Note: This organization is based simply on chronology and major periods of time in my education and professional career.

  1. Introduction
  2. 0-18 (1943-1961)
  3. 18-22 (1961-65)
  4. 22-25 (1965-1968)
  5. 26-38 (1968-1981)
  6. 39-46 (1982-1989)
  7. 47-59 (1990-2003)
  8. 60-65 (2003-2008)
  9. 66-75 (2009-2018)
  10. Closing (2018-2026)

Bio Sketch of Course instructor

Aaron Marcus, Principal, Aaron Marcus and Associates, Berkeley, California, was the first graphic designer to work with computers (1967), is one of 60 Pioneers of Computer Graphics recognized by ACM SIGGRAPH, and is pioneer computer graphics artist.

He is Editor-in-Chief Emeritus, of User Experience; Editor, Information Design Journal; Advisory Board, Visible Language; formerly, Editorial Board, International Journal of HCI, and formerly Founder, Chair, and co-chair of Design, User Experience, and Usability Conferences. A Fellow of the AIGA and a member of the CHI Academy, he taught at Princeton University, Yale University, the Hebrew University and Bezalel/Jerusalem, and was for approximately ten years Visiting Professor, Institute of Design, IIT, Chicago, and College of Design and Innovation/Tongji University, Shanghai. He has exhibited his UX/graphic design/art work worldwide and was included in ICOGRADA’s Master Graphic Designers of the Twentieth Century, 2000. He has published 60 books and 325 articles. He has lectured/tutored worldwide at major UX/HCI conferences since 1980, such as HCII, SIGGRAPH, SIGCHI, UXPA, HFES, and DUXU.

His company AM+A has designed, researched, implemented, and evaluated approximately 500 user interfaces for about 300 clients worldwide, including Apple, HP, Kaiser, Microsoft, Oracle, Samsung, SAP, US Federal Reserve Bank, and Visa.

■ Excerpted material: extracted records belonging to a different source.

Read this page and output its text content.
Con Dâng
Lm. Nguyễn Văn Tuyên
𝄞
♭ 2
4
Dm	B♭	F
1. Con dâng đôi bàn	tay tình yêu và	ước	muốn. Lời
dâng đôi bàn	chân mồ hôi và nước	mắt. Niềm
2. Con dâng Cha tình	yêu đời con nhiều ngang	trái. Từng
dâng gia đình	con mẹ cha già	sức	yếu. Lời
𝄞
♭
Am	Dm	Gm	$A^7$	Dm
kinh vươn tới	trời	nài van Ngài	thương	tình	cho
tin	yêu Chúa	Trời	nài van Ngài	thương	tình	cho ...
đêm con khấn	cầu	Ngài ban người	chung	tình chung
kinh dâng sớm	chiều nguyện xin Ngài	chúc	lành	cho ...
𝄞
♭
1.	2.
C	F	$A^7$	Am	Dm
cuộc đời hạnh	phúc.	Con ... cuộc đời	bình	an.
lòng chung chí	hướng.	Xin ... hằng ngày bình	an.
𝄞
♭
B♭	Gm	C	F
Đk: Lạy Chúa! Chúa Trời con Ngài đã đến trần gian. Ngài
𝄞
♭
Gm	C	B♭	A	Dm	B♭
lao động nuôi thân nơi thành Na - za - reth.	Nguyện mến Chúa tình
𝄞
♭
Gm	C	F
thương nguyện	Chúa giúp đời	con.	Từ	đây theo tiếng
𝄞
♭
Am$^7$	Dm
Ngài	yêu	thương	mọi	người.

His art/design works are in the permanent collections of the San Francisco Museum of Modern Art, the Letterform Archive/San Francisco, the Computer History Museum/Mountain View, the Victoria and Albert Museum/London, the Los Angeles County Art Museum, the Berkeley Art Museum, Israel Museum/Jerusalem, and RIT’s Vignelli Graphic Design Center Archive/Rochester.